Feminists are as anti-science as anybody else when science goes against their ideology.


The article I am analyzing today reveals a lot about how the Feminist Media game is played. It reads more like an internal message between editors or a scheme among JournoList members. It is a rare mistake that is in violation of Guideline 7c: Feminist Media bias by omission.


Here is the article’s title and where you can find it:

“Science Proves That Women Are Mean (Again). Thanks Science!” Meghan Casserly. 11/29/2011.


The statement under Casserly’s name on is: “I cover the juggle of work, life and play for smart, ambitious women.” [Emphasis added.] Feminists love to compliment themselves, especially their intelligence. (Adhering to Guideline 9a: In the Feminist Media, it is allowable to praise or celebrate only women.)


Casserly is feeling touchy and peevish because a scientific study was done and she didn’t like the results. The study itself isn’t the important thing to note here. It is her reaction to it that is so astonishingly anti-science.


In a nutshell, the study showed that women had more negative feelings toward women dressed in a more daring manner, than they did toward women who dressed more modestly. The study supports the idea behind Guideline 24a: Mean girls and even meaner women. 


“When women present themselves as being sexually available, it compromises the power-holding position of the group,” said the professor who conducted the study, Tracy Vaillancourt of the University of Ottawa.


This in-group/out-group game is not limited to sexual availability. When honest, virtuous women state that women aren’t oppressed; it compromises the deceitful and manipulative power of the whole group. Which is why feminists feel they must shame and pillory wayward individuals and destroy competing religions.

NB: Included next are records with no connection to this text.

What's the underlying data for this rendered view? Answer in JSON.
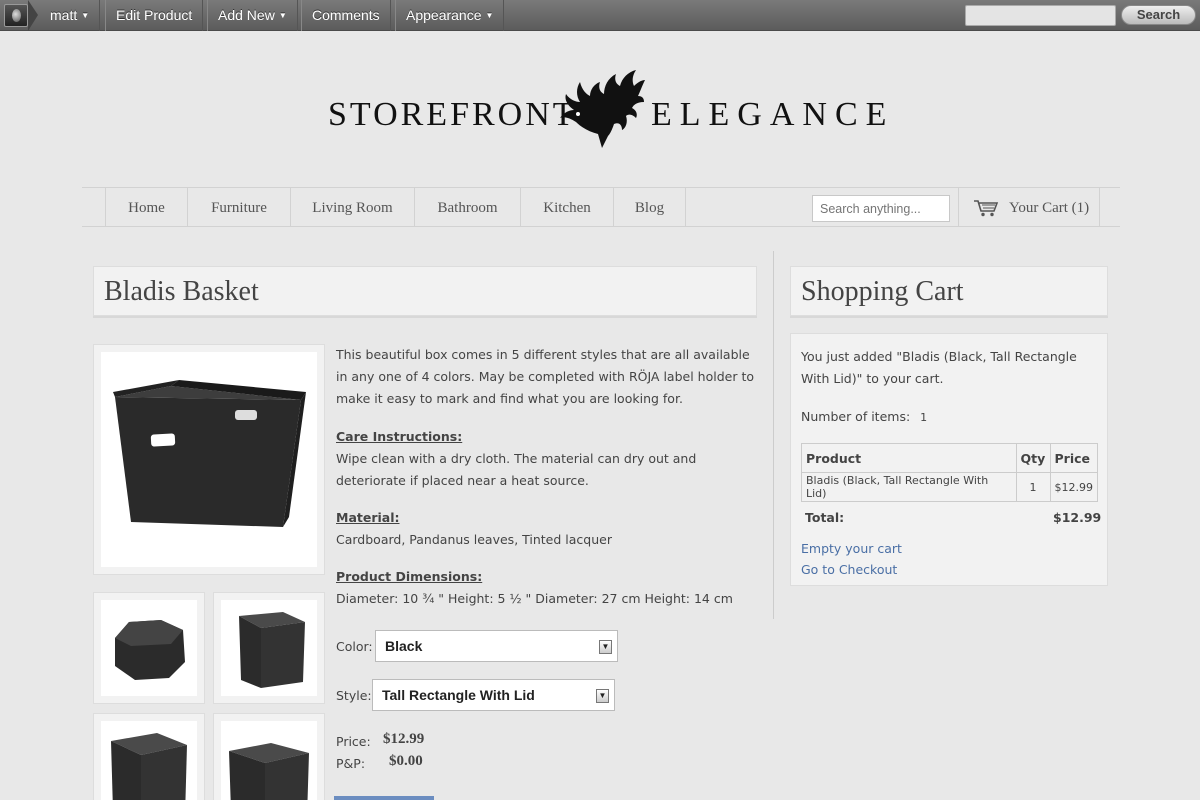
{
  "admin_bar": {
    "user": "matt",
    "edit_product": "Edit Product",
    "add_new": "Add New",
    "comments": "Comments",
    "appearance": "Appearance",
    "search_value": "",
    "search_button": "Search"
  },
  "site": {
    "logo_left": "STOREFRONT",
    "logo_right": "ELEGANCE"
  },
  "nav": {
    "items": [
      "Home",
      "Furniture",
      "Living Room",
      "Bathroom",
      "Kitchen",
      "Blog"
    ],
    "search_placeholder": "Search anything...",
    "cart_label": "Your Cart (1)"
  },
  "product": {
    "title": "Bladis Basket",
    "description": "This beautiful box comes in 5 different styles that are all available in any one of 4 colors. May be completed with RÖJA label holder to make it easy to mark and find what you are looking for.",
    "care_heading": "Care Instructions:",
    "care_text": "Wipe clean with a dry cloth. The material can dry out and deteriorate if placed near a heat source.",
    "material_heading": "Material:",
    "material_text": "Cardboard, Pandanus leaves, Tinted lacquer",
    "dimensions_heading": "Product Dimensions:",
    "dimensions_text": "Diameter: 10 ¾ \" Height: 5 ½ \" Diameter: 27 cm Height: 14 cm",
    "color_label": "Color:",
    "color_value": "Black",
    "style_label": "Style:",
    "style_value": "Tall Rectangle With Lid",
    "price_label": "Price:",
    "price_value": "$12.99",
    "pp_label": "P&P:",
    "pp_value": "$0.00"
  },
  "cart": {
    "title": "Shopping Cart",
    "added_message": "You just added \"Bladis (Black, Tall Rectangle With Lid)\" to your cart.",
    "items_label": "Number of items:",
    "items_count": "1",
    "headers": [
      "Product",
      "Qty",
      "Price"
    ],
    "rows": [
      {
        "product": "Bladis (Black, Tall Rectangle With Lid)",
        "qty": "1",
        "price": "$12.99"
      }
    ],
    "total_label": "Total:",
    "total_value": "$12.99",
    "empty_link": "Empty your cart",
    "checkout_link": "Go to Checkout"
  },
  "icons": {
    "cart": "shopping-cart-icon",
    "bird": "raven-logo-icon",
    "dropdown": "dropdown-arrow-icon"
  }
}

Casserly pours skepticism on the study “that seems to once again use science to reinforce the stereotype of superficial bitches, my interest was piqued. What, if any, is the value of research that “proves” (her scare quotes) the bad behavior of women?” [Emphasis added.] 


She continues, “As for me, I’m left unconvinced that the potential benefits of research like Vaillancourt’s…outweigh the negatives of handing incriminating statistics about women to haters on a silver (and scientifically-backed) platter.”


For her it all comes down to how women are portrayed, regardless of scientific results. (Adhering to Guideline 26a: Self-report bias. Feminists always try to portray themselves in the best possible light, not just a good light, the best possible light.)


Casserly writes, “Listen: I know [emphasis in original] that women are often competitive, rude and aggressive to other women. [Emphasis added.] Vaillancourt’s research tells me nothing new. You know it too. But to me, adding credibility to these stereotypes about women gives artillery to our detractors…”


What does she mean, women are often rude and aggressive to other women? They can be rude and aggressive to men too! I explain this more thoroughly in Guideline 24a: Mean girls and even meaner women.


She writes, “If ‘bitchy behavior scales’ are science, I’m of the opinion that this sort of study should not be published.” [Emphasis added.]


I find that last sentence to be both hilarious and sad. If the truth doesn’t help women, then she thinks that it shouldn’t be allowed.


Casserly shouldn’t be so worried. Women have personality flaws and that’s okay. Men have personality flaws too, and that’s okay. We, all, need to accentuate the positive and eliminate the negative. It is when personality flaws are excessive that they are a concern. We need to emphasize virtues and try to reduce our flaws.